It can be confusing to sort through all the data and advice surrounding COVID-19 and especially the vaccines to try and prevent it.
KARE 11 is taking some of your questions to a physician who was recognized as one of Minnesota's "top doctors" in the magazine Minnesota Monthly.
Dr. Abe Jacob oversees quality and safety for the entire M Health Fairview system and he says that role has taken on increasing importance due to COVID.
We asked him several questions, including one Keith Mailer recently sent by email about when most Minnesotans will get the vaccine.
"I wouldn't be surprised if in the next four weeks if a lot of the health systems didn't have larger vaccination operations up and running to take care of patients," said Dr. Jacob.
Even that though depends on whether the federal government gives Minnesota more weekly doses.
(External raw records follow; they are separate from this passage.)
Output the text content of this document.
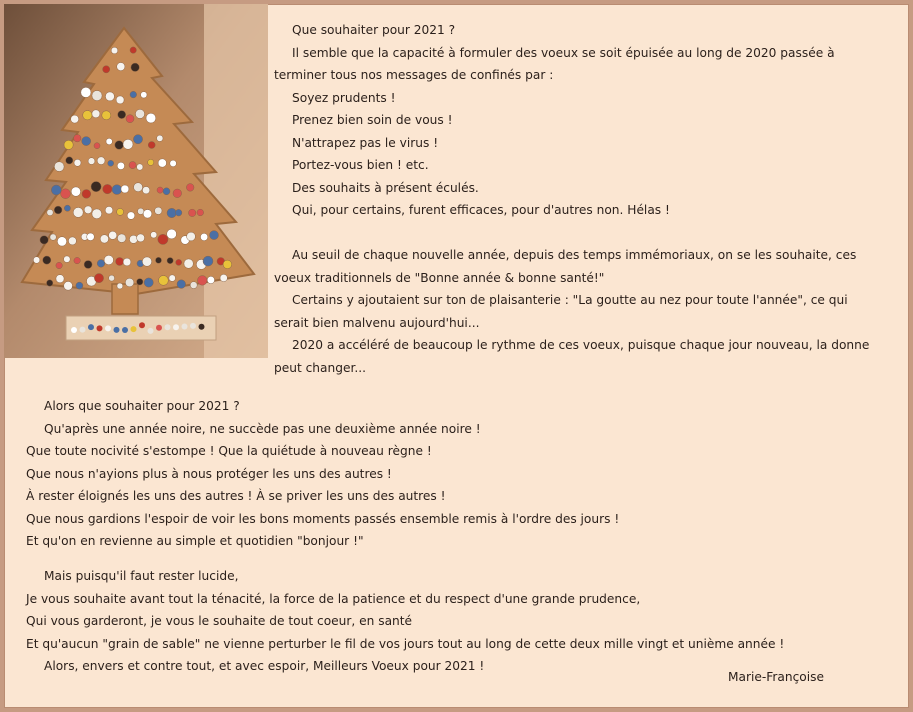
Que souhaiter pour 2021 ?
Il semble que la capacité à formuler des voeux se soit épuisée au long de 2020 passée à
terminer tous nos messages de confinés par :
Soyez prudents !
Prenez bien soin de vous !
N'attrapez pas le virus !
Portez-vous bien ! etc.
Des souhaits à présent éculés.
Qui, pour certains, furent efficaces, pour d'autres non. Hélas !
Au seuil de chaque nouvelle année, depuis des temps immémoriaux, on se les souhaite, ces
voeux traditionnels de "Bonne année & bonne santé!"
Certains y ajoutaient sur ton de plaisanterie : "La goutte au nez pour toute l'année", ce qui
serait bien malvenu aujourd'hui...
2020 a accéléré de beaucoup le rythme de ces voeux, puisque chaque jour nouveau, la donne
peut changer...
Alors que souhaiter pour 2021 ?
Qu'après une année noire, ne succède pas une deuxième année noire !
Que toute nocivité s'estompe ! Que la quiétude à nouveau règne !
Que nous n'ayions plus à nous protéger les uns des autres !
À rester éloignés les uns des autres ! À se priver les uns des autres !
Que nous gardions l'espoir de voir les bons moments passés ensemble remis à l'ordre des jours !
Et qu'on en revienne au simple et quotidien "bonjour !"
Mais puisqu'il faut rester lucide,
Je vous souhaite avant tout la ténacité, la force de la patience et du respect d'une grande prudence,
Qui vous garderont, je vous le souhaite de tout coeur, en santé
Et qu'aucun "grain de sable" ne vienne perturber le fil de vos jours tout au long de cette deux mille vingt et unième année !
Alors, envers et contre tout, et avec espoir, Meilleurs Voeux pour 2021 !
Marie-Françoise
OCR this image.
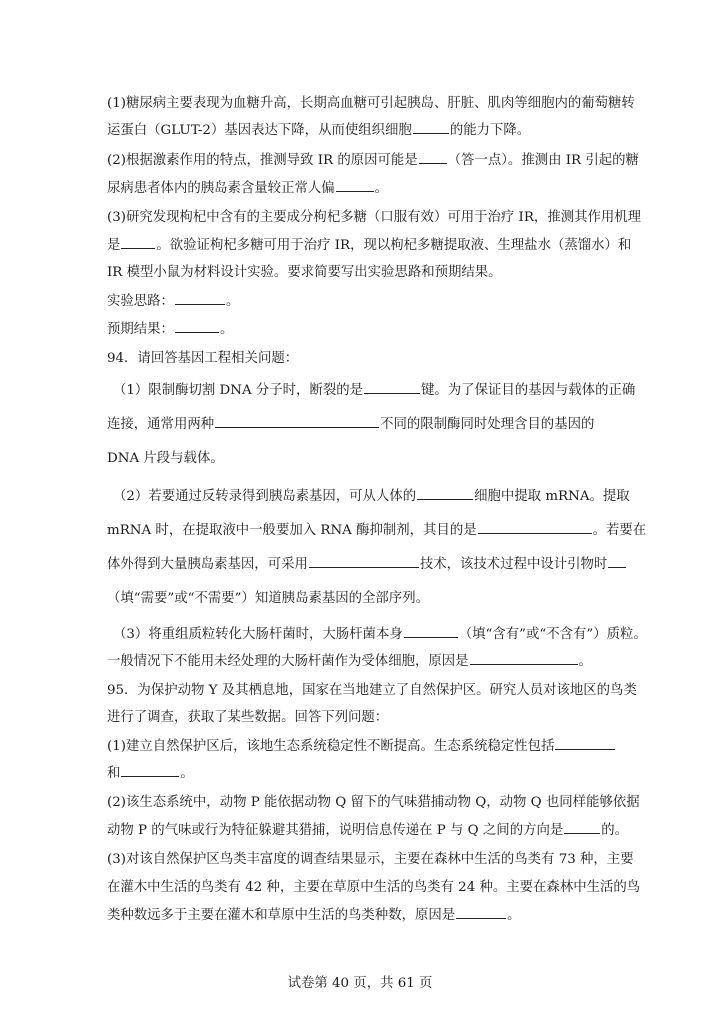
(1)糖尿病主要表现为血糖升高，长期高血糖可引起胰岛、肝脏、肌肉等细胞内的葡萄糖转
运蛋白（GLUT-2）基因表达下降，从而使组织细胞	的能力下降。
(2)根据激素作用的特点，推测导致 IR 的原因可能是 （答一点）。推测由 IR 引起的糖
尿病患者体内的胰岛素含量较正常人偏	。
(3)研究发现枸杞中含有的主要成分枸杞多糖（口服有效）可用于治疗 IR，推测其作用机理
是	。欲验证枸杞多糖可用于治疗 IR，现以枸杞多糖提取液、生理盐水（蒸馏水）和
IR 模型小鼠为材料设计实验。要求简要写出实验思路和预期结果。
实验思路：	。
预期结果：	。
94．请回答基因工程相关问题：
（1）限制酶切割 DNA 分子时，断裂的是	键。为了保证目的基因与载体的正确
连接，通常用两种	不同的限制酶同时处理含目的基因的
DNA 片段与载体。
（2）若要通过反转录得到胰岛素基因，可从人体的	细胞中提取 mRNA。提取
mRNA 时，在提取液中一般要加入 RNA 酶抑制剂，其目的是	。若要在
体外得到大量胰岛素基因，可采用	技术，该技术过程中设计引物时
（填“需要”或“不需要”）知道胰岛素基因的全部序列。
（3）将重组质粒转化大肠杆菌时，大肠杆菌本身	（填“含有”或“不含有”）质粒。
一般情况下不能用未经处理的大肠杆菌作为受体细胞，原因是	。
95．为保护动物 Y 及其栖息地，国家在当地建立了自然保护区。研究人员对该地区的鸟类
进行了调查，获取了某些数据。回答下列问题：
(1)建立自然保护区后，该地生态系统稳定性不断提高。生态系统稳定性包括
和	。
(2)该生态系统中，动物 P 能依据动物 Q 留下的气味猎捕动物 Q，动物 Q 也同样能够依据
动物 P 的气味或行为特征躲避其猎捕，说明信息传递在 P 与 Q 之间的方向是	的。
(3)对该自然保护区鸟类丰富度的调查结果显示，主要在森林中生活的鸟类有 73 种，主要
在灌木中生活的鸟类有 42 种，主要在草原中生活的鸟类有 24 种。主要在森林中生活的鸟
类种数远多于主要在灌木和草原中生活的鸟类种数，原因是	。
试卷第 40 页，共 61 页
The state is usually allocated about 60,000 doses.
Viewer Claire Avitabile also emailed and asked what is the definition of underlying conditions. Remember, new CDC guidelines mean people with those are now eligible for vaccination.
"That could include age, clearly anyone over the age of 65, anyone with underlying cardiac conditions or poorly controlled diabetes or neurological conditions," explained Dr. Jacob. But he also added, "It's still not clear how we want to identify it and want to validate whether it's true."
Dr. Jacob said it would be best and most efficient if health systems that already had that patient information were in charge of coordinating vaccinations for people with underlying health conditions. That group, ages 16-64, make up about 40% of Minnesota's population, according to the Minnesota Department of Health.
On Facebook, Lori Jeanne hopes hospitals are also reserving second doses of vaccine. While the doctor says that limits vaccinating more people more quickly, he also says giving out more doses isn't ideal either.
"So there is a risk that if I got one dose a couple weeks ago and didn't get my booster that my immunity could wain and then we're doing this all over again in a few months," said Dr. Jacob.
In another email, Steve McNattin wondered what's the shelf life of the current vaccines. Kept in its required deep freeze, the Pfizer vaccine can last six months - but there's more.
"If you just stick the Pfizer vaccine in a regular freezer or just below freezing, then it can last about 5 days," explained Dr. Jacob. "But once it's at room temperature and it's diluted, then it can only last for a few hours."
The Moderna vaccine is more flexible.
"You don’t have to have a deep freeze, more like minus 20 degrees Celsius," said Dr. Jacob. "If you have that capability, it can last for 6 months and once it’s thawed it can sit in a regular fridge for about 30 days."
Dr. Jacob is asking people to be flexible as well, as experts work as efficiently and safely as possible in these unprecedented times.